By Jenn Menendez / Pittsburgh Post-Gazette
COLUMBUS, Ohio — Blue Jackets coach John Tortorella is not exactly known for dishing high praise of his opponents.
Mike Sullivan might be the exception.
Tortorella this morning said the Penguins coach, who was his longtime assistant in Tampa, New York and Vancouver, is a better coach than he is.
“Sully to me? Sully is a, he’s a better coach. He is,” said Tortorella, whose Blue Jackets play host to the Penguins at 7 p.m. “He is progressive. He’s a really good communicator where he can light you up a little bit sometimes with his emotion but also, I think he’s one of the best at drawing people into conversations so it’s a two-way conversation.
“[The Penguins] have some personalities on your team. There’s expectations on your team. That’s a tough job to coach that team because of the expectations and the personalities.”
Sullivan spent seven seasons as an assistant coach to Tortorella before becoming a head coach again, first in Wilkes-Barre/Scranton. He replaced the fired Mike Johnston in December.
He faced Columbus once before since then, but avoided getting too deep into rehashing his relationship with Tortorella.
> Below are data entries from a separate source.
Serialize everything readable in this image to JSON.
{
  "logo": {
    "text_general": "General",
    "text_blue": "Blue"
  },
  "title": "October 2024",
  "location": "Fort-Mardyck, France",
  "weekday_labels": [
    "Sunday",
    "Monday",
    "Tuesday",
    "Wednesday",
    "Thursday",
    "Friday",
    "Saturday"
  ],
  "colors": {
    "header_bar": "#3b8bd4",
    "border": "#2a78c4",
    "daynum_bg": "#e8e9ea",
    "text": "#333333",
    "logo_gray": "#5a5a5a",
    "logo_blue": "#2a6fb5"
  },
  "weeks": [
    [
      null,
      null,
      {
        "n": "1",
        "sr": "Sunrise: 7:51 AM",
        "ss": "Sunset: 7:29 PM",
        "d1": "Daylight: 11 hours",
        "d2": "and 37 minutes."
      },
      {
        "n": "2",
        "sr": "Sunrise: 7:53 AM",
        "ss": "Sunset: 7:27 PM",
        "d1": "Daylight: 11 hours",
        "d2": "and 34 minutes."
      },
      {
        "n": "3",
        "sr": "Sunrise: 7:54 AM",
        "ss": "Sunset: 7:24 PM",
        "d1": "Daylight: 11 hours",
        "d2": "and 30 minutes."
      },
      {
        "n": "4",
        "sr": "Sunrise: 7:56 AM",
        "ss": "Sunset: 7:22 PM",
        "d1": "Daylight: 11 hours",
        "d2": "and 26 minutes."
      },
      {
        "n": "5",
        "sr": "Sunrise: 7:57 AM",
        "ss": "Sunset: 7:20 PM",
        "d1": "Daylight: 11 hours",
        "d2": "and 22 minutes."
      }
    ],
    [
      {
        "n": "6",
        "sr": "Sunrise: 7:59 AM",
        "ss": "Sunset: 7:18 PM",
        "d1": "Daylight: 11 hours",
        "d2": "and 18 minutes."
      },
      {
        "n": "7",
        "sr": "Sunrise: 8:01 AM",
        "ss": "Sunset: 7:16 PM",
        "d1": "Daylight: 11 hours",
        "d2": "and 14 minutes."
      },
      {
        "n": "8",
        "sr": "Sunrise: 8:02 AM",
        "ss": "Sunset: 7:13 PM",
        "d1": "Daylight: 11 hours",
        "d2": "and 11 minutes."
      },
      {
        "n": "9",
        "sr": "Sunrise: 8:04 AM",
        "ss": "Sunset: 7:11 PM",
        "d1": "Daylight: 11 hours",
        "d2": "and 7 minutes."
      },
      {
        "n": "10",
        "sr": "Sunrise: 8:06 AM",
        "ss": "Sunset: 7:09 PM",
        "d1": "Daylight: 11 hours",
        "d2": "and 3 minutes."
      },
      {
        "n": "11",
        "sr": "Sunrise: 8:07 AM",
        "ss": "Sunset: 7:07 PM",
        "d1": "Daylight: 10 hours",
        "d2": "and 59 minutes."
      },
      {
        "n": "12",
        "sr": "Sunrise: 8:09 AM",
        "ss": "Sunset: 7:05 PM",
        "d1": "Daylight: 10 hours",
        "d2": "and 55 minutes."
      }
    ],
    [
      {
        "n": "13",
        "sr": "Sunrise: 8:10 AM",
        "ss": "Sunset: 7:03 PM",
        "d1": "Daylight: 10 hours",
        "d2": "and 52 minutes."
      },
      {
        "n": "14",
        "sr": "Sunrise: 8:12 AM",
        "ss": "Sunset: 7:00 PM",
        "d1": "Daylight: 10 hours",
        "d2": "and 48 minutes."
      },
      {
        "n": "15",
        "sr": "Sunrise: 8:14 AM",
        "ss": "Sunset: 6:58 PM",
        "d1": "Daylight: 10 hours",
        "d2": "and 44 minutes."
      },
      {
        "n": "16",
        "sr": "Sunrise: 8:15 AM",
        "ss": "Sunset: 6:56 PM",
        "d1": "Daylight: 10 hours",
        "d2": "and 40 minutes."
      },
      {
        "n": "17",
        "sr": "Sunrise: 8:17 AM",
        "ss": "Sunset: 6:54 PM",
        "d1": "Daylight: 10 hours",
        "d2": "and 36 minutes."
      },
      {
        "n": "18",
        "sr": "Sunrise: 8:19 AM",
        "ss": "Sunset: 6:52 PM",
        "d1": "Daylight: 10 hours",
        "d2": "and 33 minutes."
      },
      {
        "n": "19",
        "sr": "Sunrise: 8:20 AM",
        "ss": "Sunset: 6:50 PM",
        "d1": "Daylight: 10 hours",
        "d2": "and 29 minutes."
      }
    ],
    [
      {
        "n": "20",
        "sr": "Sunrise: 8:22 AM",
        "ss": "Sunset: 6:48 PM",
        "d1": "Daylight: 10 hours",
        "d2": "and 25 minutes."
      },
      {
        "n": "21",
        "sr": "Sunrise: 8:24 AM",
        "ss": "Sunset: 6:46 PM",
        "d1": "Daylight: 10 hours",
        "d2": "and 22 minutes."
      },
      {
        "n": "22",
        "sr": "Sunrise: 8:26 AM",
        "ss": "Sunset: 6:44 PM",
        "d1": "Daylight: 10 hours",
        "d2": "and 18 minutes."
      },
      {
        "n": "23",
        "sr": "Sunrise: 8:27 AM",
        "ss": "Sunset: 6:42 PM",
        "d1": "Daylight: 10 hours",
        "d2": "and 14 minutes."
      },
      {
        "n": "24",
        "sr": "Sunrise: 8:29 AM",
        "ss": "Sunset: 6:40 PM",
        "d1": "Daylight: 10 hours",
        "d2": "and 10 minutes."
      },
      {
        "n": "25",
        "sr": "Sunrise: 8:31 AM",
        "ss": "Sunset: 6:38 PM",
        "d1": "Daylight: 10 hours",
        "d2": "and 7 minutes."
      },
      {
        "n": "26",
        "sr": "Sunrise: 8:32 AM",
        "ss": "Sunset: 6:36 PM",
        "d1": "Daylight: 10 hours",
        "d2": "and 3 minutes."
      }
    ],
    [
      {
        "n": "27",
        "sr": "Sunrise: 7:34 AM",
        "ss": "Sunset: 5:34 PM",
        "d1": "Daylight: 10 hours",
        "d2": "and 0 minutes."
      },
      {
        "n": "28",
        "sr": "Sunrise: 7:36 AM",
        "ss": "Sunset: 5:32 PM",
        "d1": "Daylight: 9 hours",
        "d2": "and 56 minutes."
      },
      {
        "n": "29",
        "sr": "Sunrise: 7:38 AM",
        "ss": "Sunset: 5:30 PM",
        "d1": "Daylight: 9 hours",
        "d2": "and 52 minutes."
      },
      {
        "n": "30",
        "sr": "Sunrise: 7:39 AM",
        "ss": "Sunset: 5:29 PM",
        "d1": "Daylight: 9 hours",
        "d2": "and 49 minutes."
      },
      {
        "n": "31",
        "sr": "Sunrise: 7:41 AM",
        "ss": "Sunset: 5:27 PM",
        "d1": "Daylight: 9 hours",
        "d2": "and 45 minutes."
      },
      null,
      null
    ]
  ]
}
When informed of Tortorella’s comments today, Sullivan quipped: “A lot of thoughts go through my head with that one. My first thought is he’s correct. No. Obviously I think the respect is mutual. We worked together for a long time. I think he’s a terrific hockey coach. He does great things with his team. I learned a lot in my years with him. I think we learned from each other and I think there’s a mutual respect there between the two of us.”
Tortorella said Sullivan is the right man to get the most out of a room of big personalities, and even called Phil Kessel a “different cat.”
“I think he allows people to communicate with him and engages them to bring that out, and they get to the root of the problem — or whatever it may be — so they’re on the same page,” Tortorella said.
“He’s so sound X’s and O’s. But where I think he has grown is that I think he understands how to handle the top players, which is a very important part of our business, and you have a number of them that are high-echelon players that he needs to mold and play under a team concept. You got the right guy there.”